The U.S. Supreme Court has denied a request by Daycon Products Co., a Maryland-based janitorial supply company, to overturn rulings by the National Labor Relations Board and the U.S. Court of Appeals for the District of Columbia Circuit in favor of Teamster members who were blocked from returning to work.
In April 2010, 45 members of Local 639 who work at Daycon commenced an unfair labor practice strike against the company for prematurely declaring an impasse during negotiations. After only about 10 negotiating sessions with Local 639, Daycon declared that it had reached an impasse and unilaterally implemented its last bargaining proposal. In July 2010, the workers offered to return to work unconditionally, but Daycon refused to reinstate them. After a trial in November 2010, an administrative law judge issued a ruling in favor of Local 639.
But Daycon appealed to the NLRB.
The NLRB in September 2011 found that Daycon had illegally declared an impasse in negotiations with Local 639 and unlawfully failed to reinstate workers when they offered to return to work unconditionally.
The board ordered Daycon to reinstate all of the strikers back to their positions and awarded them back pay and all lost benefits.
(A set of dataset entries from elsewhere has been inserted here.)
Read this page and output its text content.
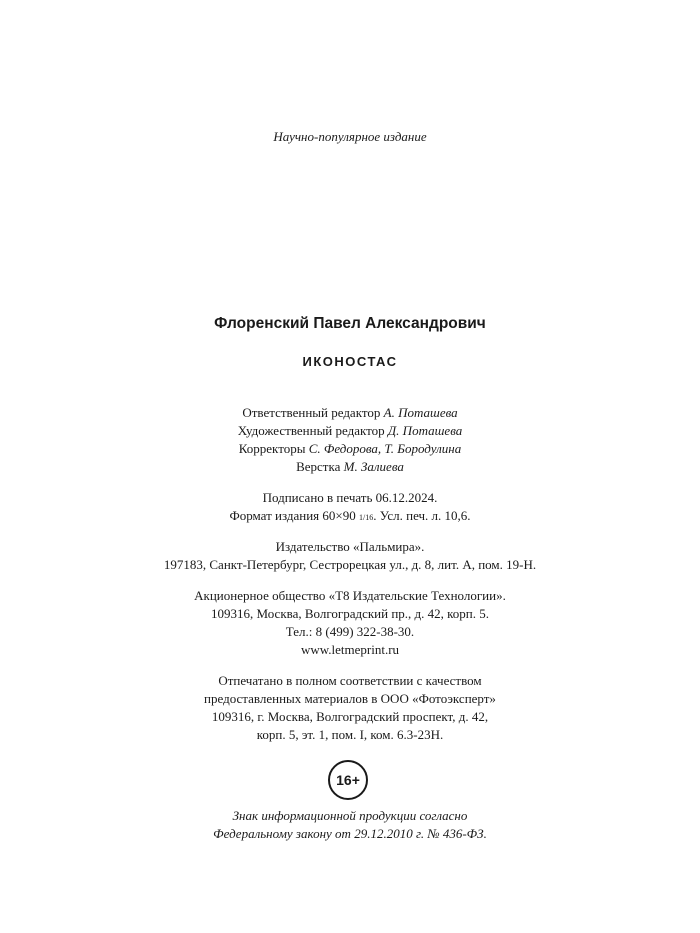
Научно-популярное издание
Флоренский Павел Александрович
ИКОНОСТАС
Ответственный редактор А. Поташева
Художественный редактор Д. Поташева
Корректоры С. Федорова, Т. Бородулина
Верстка М. Залиева
Подписано в печать 06.12.2024.
Формат издания 60×90 1/16. Усл. печ. л. 10,6.
Издательство «Пальмира».
197183, Санкт-Петербург, Сестрорецкая ул., д. 8, лит. А, пом. 19-Н.
Акционерное общество «Т8 Издательские Технологии».
109316, Москва, Волгоградский пр., д. 42, корп. 5.
Тел.: 8 (499) 322-38-30.
www.letmeprint.ru
Отпечатано в полном соответствии с качеством
предоставленных материалов в ООО «Фотоэксперт»
109316, г. Москва, Волгоградский проспект, д. 42,
корп. 5, эт. 1, пом. I, ком. 6.3-23Н.
16+
Знак информационной продукции согласно
Федеральному закону от 29.12.2010 г. № 436-ФЗ.
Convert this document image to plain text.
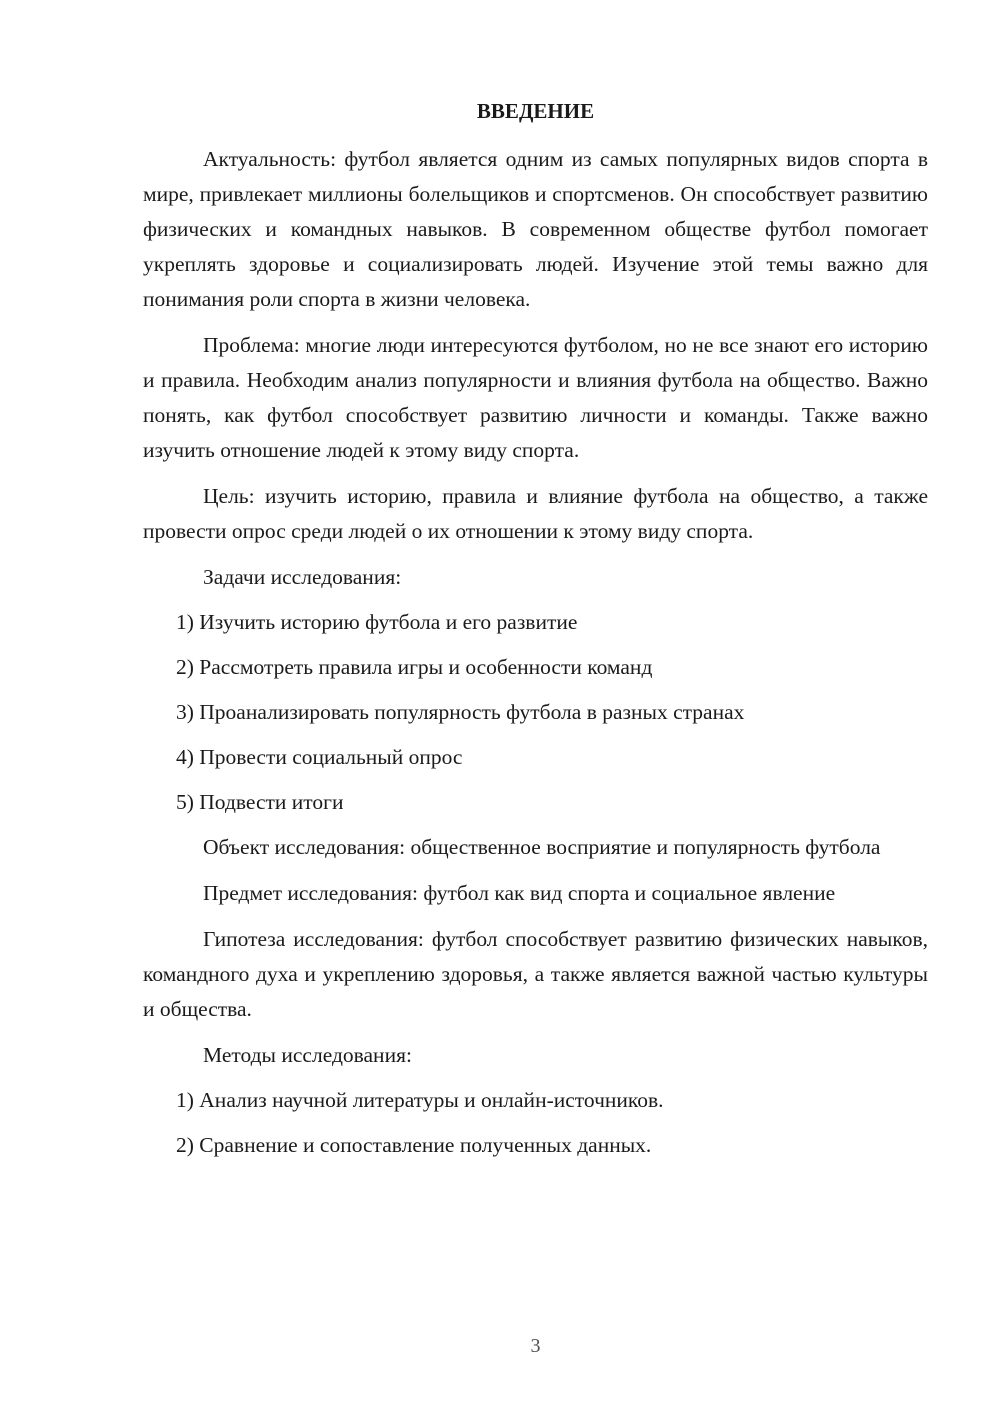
ВВЕДЕНИЕ

Актуальность: футбол является одним из самых популярных видов спорта в мире, привлекает миллионы болельщиков и спортсменов. Он способствует развитию физических и командных навыков. В современном обществе футбол помогает укреплять здоровье и социализировать людей. Изучение этой темы важно для понимания роли спорта в жизни человека.

Проблема: многие люди интересуются футболом, но не все знают его историю и правила. Необходим анализ популярности и влияния футбола на общество. Важно понять, как футбол способствует развитию личности и команды. Также важно изучить отношение людей к этому виду спорта.

Цель: изучить историю, правила и влияние футбола на общество, а также провести опрос среди людей о их отношении к этому виду спорта.

Задачи исследования:

1) Изучить историю футбола и его развитие

2) Рассмотреть правила игры и особенности команд

3) Проанализировать популярность футбола в разных странах

4) Провести социальный опрос

5) Подвести итоги

Объект исследования: общественное восприятие и популярность футбола

Предмет исследования: футбол как вид спорта и социальное явление

Гипотеза исследования: футбол способствует развитию физических навыков, командного духа и укреплению здоровья, а также является важной частью культуры и общества.

Методы исследования:

1) Анализ научной литературы и онлайн-источников.

2) Сравнение и сопоставление полученных данных.

3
Several strikers were recalled sporadically over the next few years, but the remaining strikers were not recalled to work until the end of 2012.
Daycon then appealed to the federal appeals court, which issued a decision in November 2012 affirming the NLRB’s ruling.
Daycon sought the Supreme Court review in 2013 in an attempt to overturn the NLRB’s ruling on a procedural issue that it never raised throughout the case.
While Daycon continued to challenge the favorable rulings, the NLRB and Local 639 moved forward with efforts to recover back pay owed to the workers. On June 16, NLRB Administrative Law Judge Eric Fine awarded more than $1.1 million in back pay plus interest to the Teamsters at Daycon.
“Even this Supreme Court, which is not friendly to us at all, could see through Daycon’s weak arguments,” said Tommy Ratliff, President of Local 639. “We also appreciate the back pay decision but we won’t be happy until our members receive the money they are owed. We don’t understand why Daycon doesn’t sit down in good faith and work out a contract with us and pay the members what they are owed.”
“These rulings represent one more setback for Daycon and one more step in the right direction for our members,” said Doug Webber, a Local 639 business agent who has pursued the case. “It is time the public understood what kind of employer Daycon really is. They pretend they are a good corporate citizen, but continue to deny the employees what they are entitled to under the law.”